Sorry to all of you who were expecting The Holiday – Part Two as my next post.
It is coming, I promise. But meanwhile, I am being a little distracted by the impending birthday of a nearly four year old. Who is making requests that could rival Paris Hilton.
So far this week, Beaver has asked me for a bra. And a wedding dress. Both with Tinkerbell on. Forget the fact that I didn’t even know she was dating, where the **** am I supposed to get a Tinkerbell bra and wedding dress?
That’s actually the least of my worries. She has also reminded me that she wants an E.T. cake for her birthday. And not just any E.T. cake but ‘one with the bony finger.’ She’s consistent, I’ll give her that. She first mentioned she wanted one shortly after last year’s Nemo cake. I’ve made a mental note to only let Beaver watch contemporary films from hereonin lest she asks me for a Labyrinth cake next year.
So this is why at 10.30 PM I am googling E.T. cakes. They don’t exist. Not the ready-made variety anyway. Neither do E.T. cake decorations, stickers or any sort of ‘cheating’ merchandise. No, they remain firmly back in 1982, which is where I am wishing I was right now. A jolly five year old without these awesome responsibilities. I’m sure my birthday cakes were simple things like hedgehogs and caterpillars.
Somewhat reassuringly, it would appear that I am not the first to have been asked for an E.T. cake. Many before me have tried (and failed). The gallery is impressive if not downright gruesome. I feel a bit sick just looking at them. This one is a particular favourite.
But I will not let her down. Obviously. So I am sitting here finding ways to fashion my own version. So far I have bought various colours of icing, glitter and baubles. I have found out what colour the moon actually is. Annoyingly, it seems to be a sort of marbled colour but on this occasion it will just have to be white. Because noone has yet invented marbled moon icing.
I reckon I can do a silhouette of Elliot and the bike but I have no idea how I am going to make E.T.’s finger glow. I’m sure she will be expecting it.
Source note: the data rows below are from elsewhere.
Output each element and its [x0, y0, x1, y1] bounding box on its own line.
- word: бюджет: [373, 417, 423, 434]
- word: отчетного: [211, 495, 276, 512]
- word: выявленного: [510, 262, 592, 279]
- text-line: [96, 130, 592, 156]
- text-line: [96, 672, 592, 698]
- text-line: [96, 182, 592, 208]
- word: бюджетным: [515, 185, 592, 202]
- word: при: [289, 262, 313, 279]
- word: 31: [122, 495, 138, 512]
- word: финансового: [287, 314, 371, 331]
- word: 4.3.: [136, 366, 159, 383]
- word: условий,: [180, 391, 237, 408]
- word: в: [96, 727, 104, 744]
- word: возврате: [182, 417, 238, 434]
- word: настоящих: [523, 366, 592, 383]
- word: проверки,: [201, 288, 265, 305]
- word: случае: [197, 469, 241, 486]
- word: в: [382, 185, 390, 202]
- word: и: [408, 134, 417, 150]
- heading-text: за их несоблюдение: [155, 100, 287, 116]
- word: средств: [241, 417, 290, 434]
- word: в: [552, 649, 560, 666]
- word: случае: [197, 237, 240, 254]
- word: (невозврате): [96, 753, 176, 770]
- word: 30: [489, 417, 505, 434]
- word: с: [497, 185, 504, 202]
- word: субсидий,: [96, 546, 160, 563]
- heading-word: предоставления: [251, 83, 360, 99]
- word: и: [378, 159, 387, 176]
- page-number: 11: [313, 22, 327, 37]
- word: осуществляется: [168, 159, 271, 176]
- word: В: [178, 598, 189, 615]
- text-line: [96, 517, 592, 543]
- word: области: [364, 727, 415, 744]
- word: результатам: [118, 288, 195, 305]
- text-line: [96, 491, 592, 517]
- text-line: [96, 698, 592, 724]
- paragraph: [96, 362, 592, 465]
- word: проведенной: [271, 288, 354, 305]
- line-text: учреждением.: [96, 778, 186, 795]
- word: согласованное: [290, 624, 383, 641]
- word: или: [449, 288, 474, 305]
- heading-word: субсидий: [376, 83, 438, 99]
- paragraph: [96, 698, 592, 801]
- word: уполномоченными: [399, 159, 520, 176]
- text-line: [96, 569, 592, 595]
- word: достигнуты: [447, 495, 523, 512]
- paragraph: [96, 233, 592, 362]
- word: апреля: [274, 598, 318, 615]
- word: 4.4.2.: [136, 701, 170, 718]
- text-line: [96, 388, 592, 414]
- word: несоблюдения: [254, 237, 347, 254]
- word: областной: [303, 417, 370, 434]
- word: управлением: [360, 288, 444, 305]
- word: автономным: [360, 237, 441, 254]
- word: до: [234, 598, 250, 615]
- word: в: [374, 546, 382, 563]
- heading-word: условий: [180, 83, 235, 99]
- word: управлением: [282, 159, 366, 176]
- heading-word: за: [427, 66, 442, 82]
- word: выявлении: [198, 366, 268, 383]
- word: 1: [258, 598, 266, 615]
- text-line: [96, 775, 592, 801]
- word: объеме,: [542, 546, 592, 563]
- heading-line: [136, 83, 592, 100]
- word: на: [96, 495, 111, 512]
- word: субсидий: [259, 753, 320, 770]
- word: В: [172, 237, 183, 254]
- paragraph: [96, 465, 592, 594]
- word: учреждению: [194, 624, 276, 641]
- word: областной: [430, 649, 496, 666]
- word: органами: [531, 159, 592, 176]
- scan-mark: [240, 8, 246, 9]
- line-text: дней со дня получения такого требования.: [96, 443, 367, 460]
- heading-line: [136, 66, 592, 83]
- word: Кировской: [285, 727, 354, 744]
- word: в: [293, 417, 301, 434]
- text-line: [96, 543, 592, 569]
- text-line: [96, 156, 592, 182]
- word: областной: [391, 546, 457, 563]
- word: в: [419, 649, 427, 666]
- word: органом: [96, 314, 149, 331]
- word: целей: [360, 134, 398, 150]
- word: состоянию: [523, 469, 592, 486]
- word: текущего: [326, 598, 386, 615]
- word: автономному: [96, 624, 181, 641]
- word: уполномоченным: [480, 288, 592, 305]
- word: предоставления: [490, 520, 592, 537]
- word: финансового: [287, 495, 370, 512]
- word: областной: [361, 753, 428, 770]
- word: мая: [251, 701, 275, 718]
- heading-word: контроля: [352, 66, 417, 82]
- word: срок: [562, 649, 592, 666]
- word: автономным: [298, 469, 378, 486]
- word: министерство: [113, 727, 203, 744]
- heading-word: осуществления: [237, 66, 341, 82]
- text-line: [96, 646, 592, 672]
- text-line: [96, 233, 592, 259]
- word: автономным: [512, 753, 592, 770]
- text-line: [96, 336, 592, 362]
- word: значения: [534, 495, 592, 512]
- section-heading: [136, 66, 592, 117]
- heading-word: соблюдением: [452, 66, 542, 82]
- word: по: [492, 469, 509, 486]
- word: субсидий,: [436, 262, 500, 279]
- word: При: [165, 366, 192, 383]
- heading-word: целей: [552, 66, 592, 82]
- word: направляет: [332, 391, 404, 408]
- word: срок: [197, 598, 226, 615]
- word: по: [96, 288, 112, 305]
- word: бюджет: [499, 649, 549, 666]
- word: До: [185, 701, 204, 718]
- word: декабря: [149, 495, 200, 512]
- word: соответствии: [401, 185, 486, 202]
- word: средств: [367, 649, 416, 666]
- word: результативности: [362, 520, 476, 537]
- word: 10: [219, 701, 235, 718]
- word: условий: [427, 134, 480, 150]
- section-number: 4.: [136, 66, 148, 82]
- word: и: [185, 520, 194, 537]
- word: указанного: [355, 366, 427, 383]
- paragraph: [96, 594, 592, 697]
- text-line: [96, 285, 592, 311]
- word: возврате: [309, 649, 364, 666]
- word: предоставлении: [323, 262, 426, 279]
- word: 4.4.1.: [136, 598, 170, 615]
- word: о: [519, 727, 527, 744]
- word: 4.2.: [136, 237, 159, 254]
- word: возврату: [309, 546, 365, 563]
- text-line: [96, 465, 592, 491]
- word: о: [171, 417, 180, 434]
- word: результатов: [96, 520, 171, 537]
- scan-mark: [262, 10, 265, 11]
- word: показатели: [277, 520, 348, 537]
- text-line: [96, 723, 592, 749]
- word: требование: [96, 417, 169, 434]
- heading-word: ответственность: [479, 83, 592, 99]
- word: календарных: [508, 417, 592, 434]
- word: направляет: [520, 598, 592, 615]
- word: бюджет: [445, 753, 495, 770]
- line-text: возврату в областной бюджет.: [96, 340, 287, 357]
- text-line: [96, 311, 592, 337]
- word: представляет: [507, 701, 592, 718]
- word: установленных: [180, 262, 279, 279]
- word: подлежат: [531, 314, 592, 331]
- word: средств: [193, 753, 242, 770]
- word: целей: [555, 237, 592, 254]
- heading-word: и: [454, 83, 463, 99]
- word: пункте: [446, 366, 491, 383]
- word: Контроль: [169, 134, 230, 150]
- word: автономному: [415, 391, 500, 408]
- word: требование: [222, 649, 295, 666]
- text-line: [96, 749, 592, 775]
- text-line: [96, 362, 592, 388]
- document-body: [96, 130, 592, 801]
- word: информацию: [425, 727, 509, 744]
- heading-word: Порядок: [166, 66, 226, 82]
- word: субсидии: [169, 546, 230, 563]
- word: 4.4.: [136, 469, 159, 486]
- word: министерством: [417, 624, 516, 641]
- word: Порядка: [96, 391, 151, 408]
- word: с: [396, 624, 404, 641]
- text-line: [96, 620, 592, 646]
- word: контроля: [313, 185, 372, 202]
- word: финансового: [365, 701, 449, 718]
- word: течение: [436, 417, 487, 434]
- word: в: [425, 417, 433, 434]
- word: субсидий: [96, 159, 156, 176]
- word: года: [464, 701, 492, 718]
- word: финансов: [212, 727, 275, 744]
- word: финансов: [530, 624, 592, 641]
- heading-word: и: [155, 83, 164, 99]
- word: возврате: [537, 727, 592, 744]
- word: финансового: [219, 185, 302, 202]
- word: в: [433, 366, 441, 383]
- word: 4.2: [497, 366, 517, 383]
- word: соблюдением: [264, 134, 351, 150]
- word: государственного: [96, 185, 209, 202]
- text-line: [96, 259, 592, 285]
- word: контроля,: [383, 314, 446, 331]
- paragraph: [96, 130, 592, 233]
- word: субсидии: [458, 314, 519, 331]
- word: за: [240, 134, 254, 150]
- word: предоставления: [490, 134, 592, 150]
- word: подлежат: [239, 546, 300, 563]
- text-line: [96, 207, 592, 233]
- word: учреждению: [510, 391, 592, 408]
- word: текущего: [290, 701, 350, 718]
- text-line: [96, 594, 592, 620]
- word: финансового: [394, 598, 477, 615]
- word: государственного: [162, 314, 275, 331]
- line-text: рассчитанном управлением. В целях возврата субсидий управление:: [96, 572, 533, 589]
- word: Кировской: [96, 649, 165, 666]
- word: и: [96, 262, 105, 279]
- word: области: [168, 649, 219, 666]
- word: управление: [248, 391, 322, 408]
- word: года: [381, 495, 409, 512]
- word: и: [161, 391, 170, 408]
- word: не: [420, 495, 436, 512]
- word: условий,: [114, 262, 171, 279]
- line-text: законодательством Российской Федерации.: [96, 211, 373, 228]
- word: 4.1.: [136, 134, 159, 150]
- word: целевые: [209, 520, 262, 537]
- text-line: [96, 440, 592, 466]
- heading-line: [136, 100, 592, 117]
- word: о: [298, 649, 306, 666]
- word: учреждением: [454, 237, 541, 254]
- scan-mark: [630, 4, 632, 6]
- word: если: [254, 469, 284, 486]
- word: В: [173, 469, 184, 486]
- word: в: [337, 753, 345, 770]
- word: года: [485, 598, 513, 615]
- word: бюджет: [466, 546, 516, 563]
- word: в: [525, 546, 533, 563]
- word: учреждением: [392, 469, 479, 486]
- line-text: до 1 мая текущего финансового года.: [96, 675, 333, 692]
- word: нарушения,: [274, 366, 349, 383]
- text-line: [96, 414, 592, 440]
There is another alternative. In my travels, I’ve come across some Tinkerbell cake decorations. And I’m wondering if I could get out of the whole thing on a technicality. ‘Oh, Beaver, I thought you said you wanted a Tinkerbell cake.’
But then that means I’ve got to find a bra and a wedding dress with E.T. on.
Although in the scheme of things, that might actually be easier.